Many real-world clusters use both. You might run your core microservices on Fargate and your Prometheus stack, Elasticsearch cluster, and GPU-based model inference on traditional node groups. Fargate profiles make this hybrid approach seamless—you don’t have to choose between one or the other for your entire cluster.

Practical Considerations and Best Practices#

When designing your Fargate profile strategy, think about workload isolation and operational clarity. Create separate profiles for distinct workload types—one for web services, one for batch jobs, one for CI/CD. This makes it easier to reason about resource allocation and troubleshoot issues.
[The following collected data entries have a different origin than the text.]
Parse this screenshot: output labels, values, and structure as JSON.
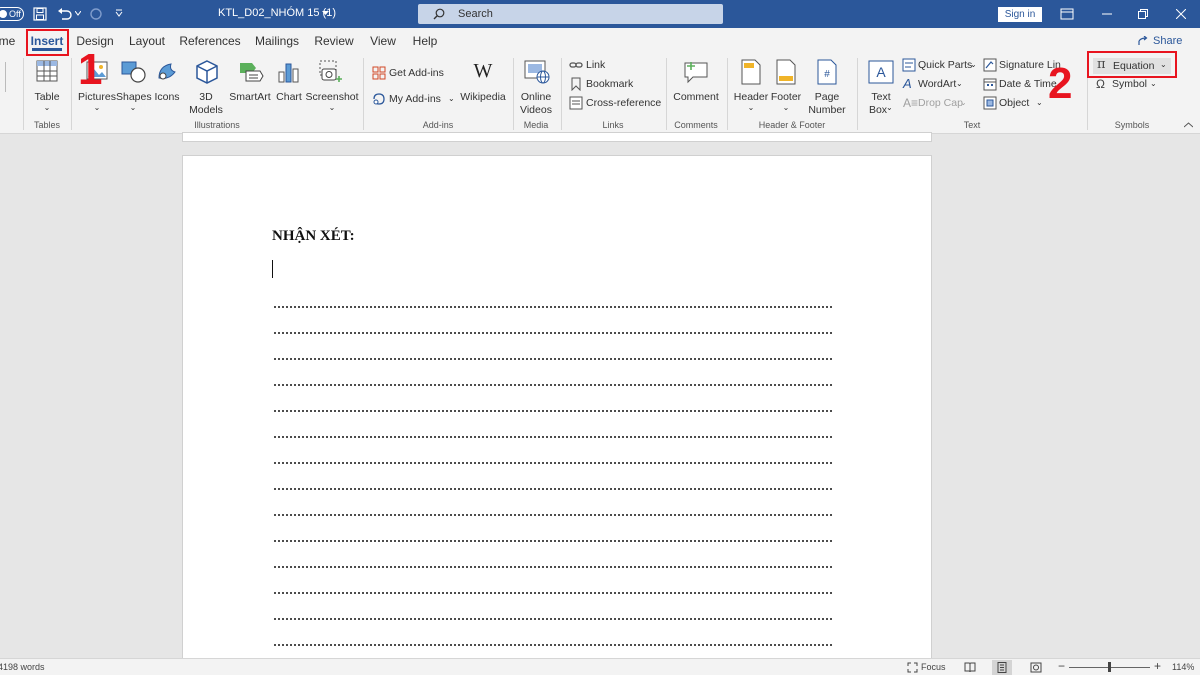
{
  "titlebar": {
    "autosave": "Off",
    "document_title": "KTL_D02_NHÓM 15 (1)",
    "search_placeholder": "Search",
    "sign_in": "Sign in"
  },
  "tabs": [
    {
      "label": "me"
    },
    {
      "label": "Insert"
    },
    {
      "label": "Design"
    },
    {
      "label": "Layout"
    },
    {
      "label": "References"
    },
    {
      "label": "Mailings"
    },
    {
      "label": "Review"
    },
    {
      "label": "View"
    },
    {
      "label": "Help"
    }
  ],
  "share_label": "Share",
  "ribbon": {
    "tables": {
      "table": "Table",
      "group": "Tables"
    },
    "illustrations": {
      "pictures": "Pictures",
      "shapes": "Shapes",
      "icons": "Icons",
      "models_1": "3D",
      "models_2": "Models",
      "smartart": "SmartArt",
      "chart": "Chart",
      "screenshot": "Screenshot",
      "group": "Illustrations"
    },
    "addins": {
      "get": "Get Add-ins",
      "my": "My Add-ins",
      "wikipedia": "Wikipedia",
      "group": "Add-ins"
    },
    "media": {
      "video_1": "Online",
      "video_2": "Videos",
      "group": "Media"
    },
    "links": {
      "link": "Link",
      "bookmark": "Bookmark",
      "crossref": "Cross-reference",
      "group": "Links"
    },
    "comments": {
      "comment": "Comment",
      "group": "Comments"
    },
    "headerfooter": {
      "header": "Header",
      "footer": "Footer",
      "pagenum_1": "Page",
      "pagenum_2": "Number",
      "group": "Header & Footer"
    },
    "text": {
      "textbox_1": "Text",
      "textbox_2": "Box",
      "quickparts": "Quick Parts",
      "wordart": "WordArt",
      "dropcap": "Drop Cap",
      "signature": "Signature Lin",
      "datetime": "Date & Time",
      "object": "Object",
      "group": "Text"
    },
    "symbols": {
      "equation": "Equation",
      "symbol": "Symbol",
      "group": "Symbols"
    }
  },
  "document": {
    "heading": "NHẬN XÉT:"
  },
  "status": {
    "words": "4198 words",
    "focus": "Focus",
    "zoom": "114%"
  },
  "annotations": {
    "step1": "1",
    "step2": "2"
  },
  "colors": {
    "titlebar": "#2b579a",
    "accent": "#2b579a",
    "annotation": "#e8141f"
  }
}
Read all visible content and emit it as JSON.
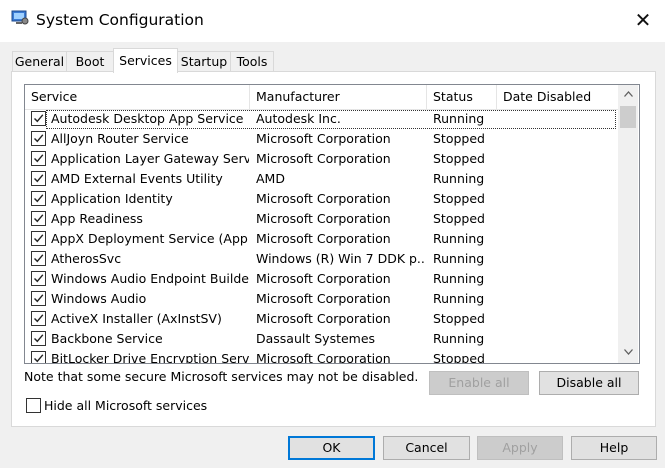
{
  "window": {
    "title": "System Configuration",
    "close_glyph": "✕"
  },
  "tabs": [
    {
      "label": "General"
    },
    {
      "label": "Boot"
    },
    {
      "label": "Services",
      "active": true
    },
    {
      "label": "Startup"
    },
    {
      "label": "Tools"
    }
  ],
  "services_list": {
    "columns": [
      "Service",
      "Manufacturer",
      "Status",
      "Date Disabled"
    ],
    "rows": [
      {
        "checked": true,
        "service": "Autodesk Desktop App Service",
        "manufacturer": "Autodesk Inc.",
        "status": "Running",
        "date_disabled": ""
      },
      {
        "checked": true,
        "service": "AllJoyn Router Service",
        "manufacturer": "Microsoft Corporation",
        "status": "Stopped",
        "date_disabled": ""
      },
      {
        "checked": true,
        "service": "Application Layer Gateway Service",
        "manufacturer": "Microsoft Corporation",
        "status": "Stopped",
        "date_disabled": ""
      },
      {
        "checked": true,
        "service": "AMD External Events Utility",
        "manufacturer": "AMD",
        "status": "Running",
        "date_disabled": ""
      },
      {
        "checked": true,
        "service": "Application Identity",
        "manufacturer": "Microsoft Corporation",
        "status": "Stopped",
        "date_disabled": ""
      },
      {
        "checked": true,
        "service": "App Readiness",
        "manufacturer": "Microsoft Corporation",
        "status": "Stopped",
        "date_disabled": ""
      },
      {
        "checked": true,
        "service": "AppX Deployment Service (App...",
        "manufacturer": "Microsoft Corporation",
        "status": "Running",
        "date_disabled": ""
      },
      {
        "checked": true,
        "service": "AtherosSvc",
        "manufacturer": "Windows (R) Win 7 DDK p...",
        "status": "Running",
        "date_disabled": ""
      },
      {
        "checked": true,
        "service": "Windows Audio Endpoint Builder",
        "manufacturer": "Microsoft Corporation",
        "status": "Running",
        "date_disabled": ""
      },
      {
        "checked": true,
        "service": "Windows Audio",
        "manufacturer": "Microsoft Corporation",
        "status": "Running",
        "date_disabled": ""
      },
      {
        "checked": true,
        "service": "ActiveX Installer (AxInstSV)",
        "manufacturer": "Microsoft Corporation",
        "status": "Stopped",
        "date_disabled": ""
      },
      {
        "checked": true,
        "service": "Backbone Service",
        "manufacturer": "Dassault Systemes",
        "status": "Running",
        "date_disabled": ""
      },
      {
        "checked": true,
        "service": "BitLocker Drive Encryption Service",
        "manufacturer": "Microsoft Corporation",
        "status": "Stopped",
        "date_disabled": ""
      }
    ]
  },
  "note": "Note that some secure Microsoft services may not be disabled.",
  "buttons": {
    "enable_all": {
      "label": "Enable all",
      "enabled": false
    },
    "disable_all": {
      "label": "Disable all",
      "enabled": true
    },
    "ok": "OK",
    "cancel": "Cancel",
    "apply": {
      "label": "Apply",
      "enabled": false
    },
    "help": "Help"
  },
  "hide_ms": {
    "label": "Hide all Microsoft services",
    "checked": false
  },
  "colors": {
    "accent": "#0078d7",
    "window_bg": "#f0f0f0"
  }
}
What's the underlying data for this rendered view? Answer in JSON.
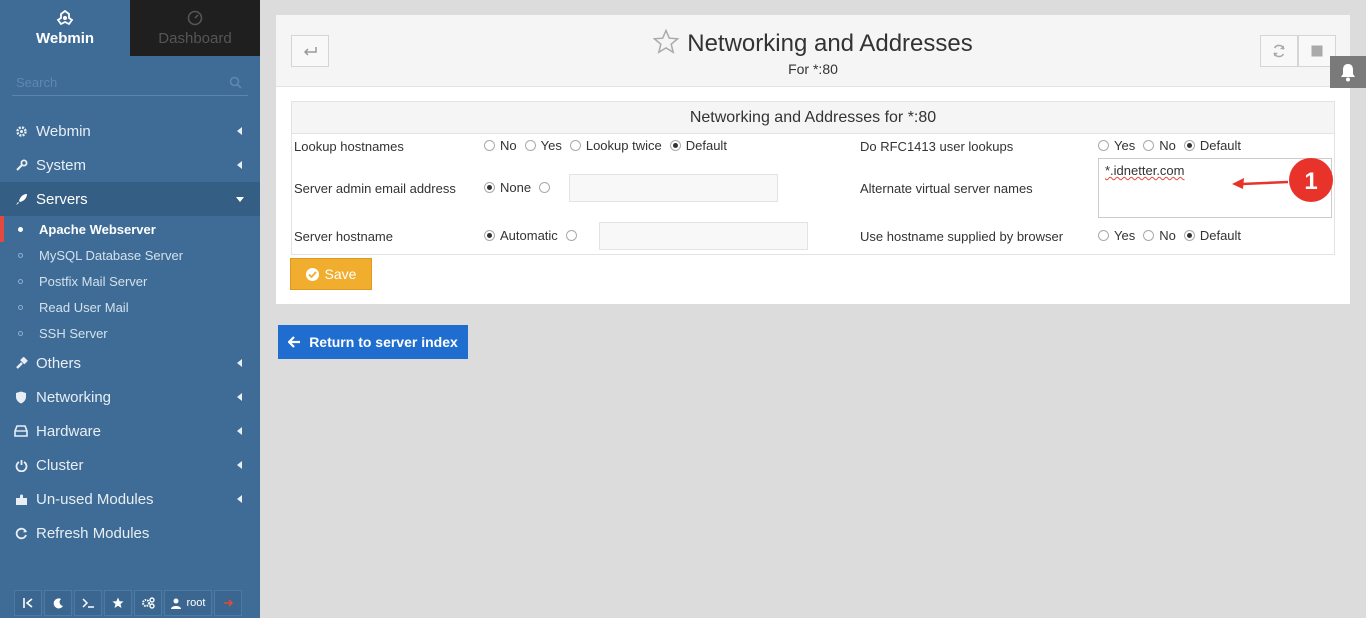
{
  "sidebar": {
    "tabs": {
      "webmin": "Webmin",
      "dashboard": "Dashboard"
    },
    "search_placeholder": "Search",
    "items": [
      {
        "label": "Webmin",
        "icon": "gear-icon"
      },
      {
        "label": "System",
        "icon": "wrench-icon"
      },
      {
        "label": "Servers",
        "icon": "rocket-icon"
      },
      {
        "label": "Others",
        "icon": "tools-icon"
      },
      {
        "label": "Networking",
        "icon": "shield-icon"
      },
      {
        "label": "Hardware",
        "icon": "hdd-icon"
      },
      {
        "label": "Cluster",
        "icon": "power-icon"
      },
      {
        "label": "Un-used Modules",
        "icon": "puzzle-icon"
      },
      {
        "label": "Refresh Modules",
        "icon": "refresh-icon"
      }
    ],
    "servers_sub": [
      "Apache Webserver",
      "MySQL Database Server",
      "Postfix Mail Server",
      "Read User Mail",
      "SSH Server"
    ],
    "bottom_user": "root"
  },
  "header": {
    "title": "Networking and Addresses",
    "subtitle": "For *:80"
  },
  "form": {
    "title": "Networking and Addresses for *:80",
    "lookup_hostnames": {
      "label": "Lookup hostnames",
      "options": [
        "No",
        "Yes",
        "Lookup twice",
        "Default"
      ],
      "selected": "Default"
    },
    "rfc1413": {
      "label": "Do RFC1413 user lookups",
      "options": [
        "Yes",
        "No",
        "Default"
      ],
      "selected": "Default"
    },
    "admin_email": {
      "label": "Server admin email address",
      "option_none": "None",
      "value": ""
    },
    "alt_names": {
      "label": "Alternate virtual server names",
      "value": "*.idnetter.com"
    },
    "hostname": {
      "label": "Server hostname",
      "option_auto": "Automatic",
      "value": ""
    },
    "use_hostname": {
      "label": "Use hostname supplied by browser",
      "options": [
        "Yes",
        "No",
        "Default"
      ],
      "selected": "Default"
    },
    "save": "Save"
  },
  "return_button": "Return to server index",
  "annotation": {
    "number": "1",
    "color": "#e8332b"
  },
  "colors": {
    "sidebar": "#3e6c96",
    "save": "#f0ad2e",
    "primary": "#1f6ecf",
    "active_marker": "#e04a3f"
  }
}
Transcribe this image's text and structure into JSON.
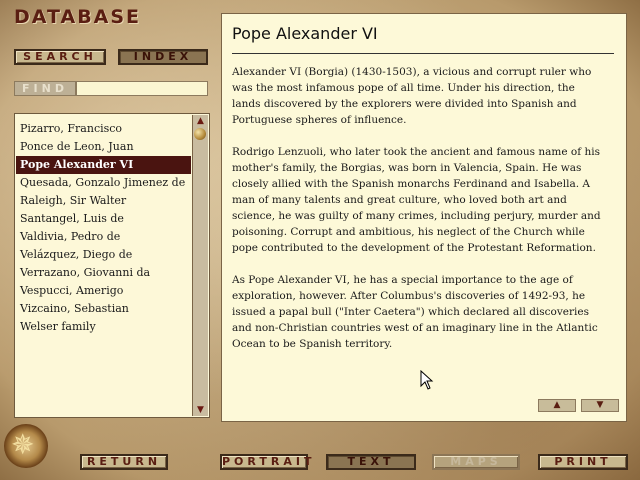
{
  "app": {
    "title": "DATABASE"
  },
  "nav": {
    "search_label": "SEARCH",
    "index_label": "INDEX"
  },
  "find": {
    "label": "FIND",
    "value": ""
  },
  "list": {
    "items": [
      "Pizarro, Francisco",
      "Ponce de Leon, Juan",
      "Pope Alexander VI",
      "Quesada, Gonzalo Jimenez de",
      "Raleigh, Sir Walter",
      "Santangel, Luis de",
      "Valdivia, Pedro de",
      "Velázquez, Diego de",
      "Verrazano, Giovanni da",
      "Vespucci, Amerigo",
      "Vizcaino, Sebastian",
      "Welser family"
    ],
    "selected": "Pope Alexander VI"
  },
  "article": {
    "title": "Pope Alexander VI",
    "paragraphs": [
      "Alexander VI (Borgia) (1430-1503), a vicious and corrupt ruler who was the most infamous pope of all time. Under his direction, the lands discovered by the explorers were divided into Spanish and Portuguese spheres of influence.",
      "Rodrigo Lenzuoli, who later took the ancient and famous name of his mother's family, the Borgias, was born in Valencia, Spain. He was closely allied with the Spanish monarchs Ferdinand and Isabella. A man of many talents and great culture, who loved both art and science, he was guilty of many crimes, including perjury, murder and poisoning. Corrupt and ambitious, his neglect of the Church while pope contributed to the development of the Protestant Reformation.",
      "As Pope Alexander VI, he has a special importance to the age of exploration, however. After Columbus's discoveries of 1492-93, he issued a papal bull (\"Inter Caetera\") which declared all discoveries and non-Christian countries west of an imaginary line in the Atlantic Ocean to be Spanish territory."
    ]
  },
  "toolbar": {
    "return_label": "RETURN",
    "portrait_label": "PORTRAIT",
    "text_label": "TEXT",
    "maps_label": "MAPS",
    "print_label": "PRINT"
  },
  "icons": {
    "page_up": "triangle-up-icon",
    "page_down": "triangle-down-icon",
    "scroll_up": "triangle-up-icon",
    "scroll_down": "triangle-down-icon",
    "logo": "compass-rose-icon"
  },
  "colors": {
    "title": "#5a1e12",
    "selected_bg": "#4a1410",
    "panel_bg": "#fdf9d8"
  }
}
Use labels consistently across your organization. Establish naming conventions early (e.g., workload-type, team, tier, cost-center) and document them in your internal wiki. This prevents chaos when multiple teams deploy to the same cluster.

Remember that Fargate pricing is based on vCPU and memory reservation, not actual usage. You specify the exact CPU and memory your pod needs via requests and limits, and you pay for that full reservation. Choose your resource limits carefully—too generous and you overpay; too stingy and your pods get OOMKilled or throttled. Monitor your actual usage and adjust over time.

When troubleshooting a pod that should be on Fargate but isn’t, check three things: Does the pod’s namespace match the profile? Does the pod’s labels match the profile’s selectors? Are there other profiles that might be matching first? The pod events in kubectl describe pod often provide clues.

Finally, test your Fargate profiles in a non-production environment first. Create a test cluster, launch some sample pods, and verify they’re scheduled on Fargate. Look at the pod details to confirm it’s running on Fargate (it will show a Fargate node name) and that it has the expected CPU and memory allocation.

Conclusion#

Fargate profiles are a powerful feature for fine-grained pod scheduling in EKS, allowing you to run some workloads on managed Fargate infrastructure while keeping others on traditional EC2 node groups. By using namespace and label selectors, you gain surgical control over which pods land where without modifying your application manifests. The distinction between pod execution roles and task execution roles is crucial to getting IAM permissions right. And while Fargate has limitations—no DaemonSets, no privileged containers, no HostPort—it excels for burstable, cost-sensitive, and operationally simple workloads.

The key to success is understanding your workloads’ requirements and making deliberate choices about where they should run. Use Fargate for what it’s designed for, and traditional node groups for what requires their capabilities. In many cases, the answer isn’t either-or; it’s both, orchestrated through profiles that keep everything simple and efficient.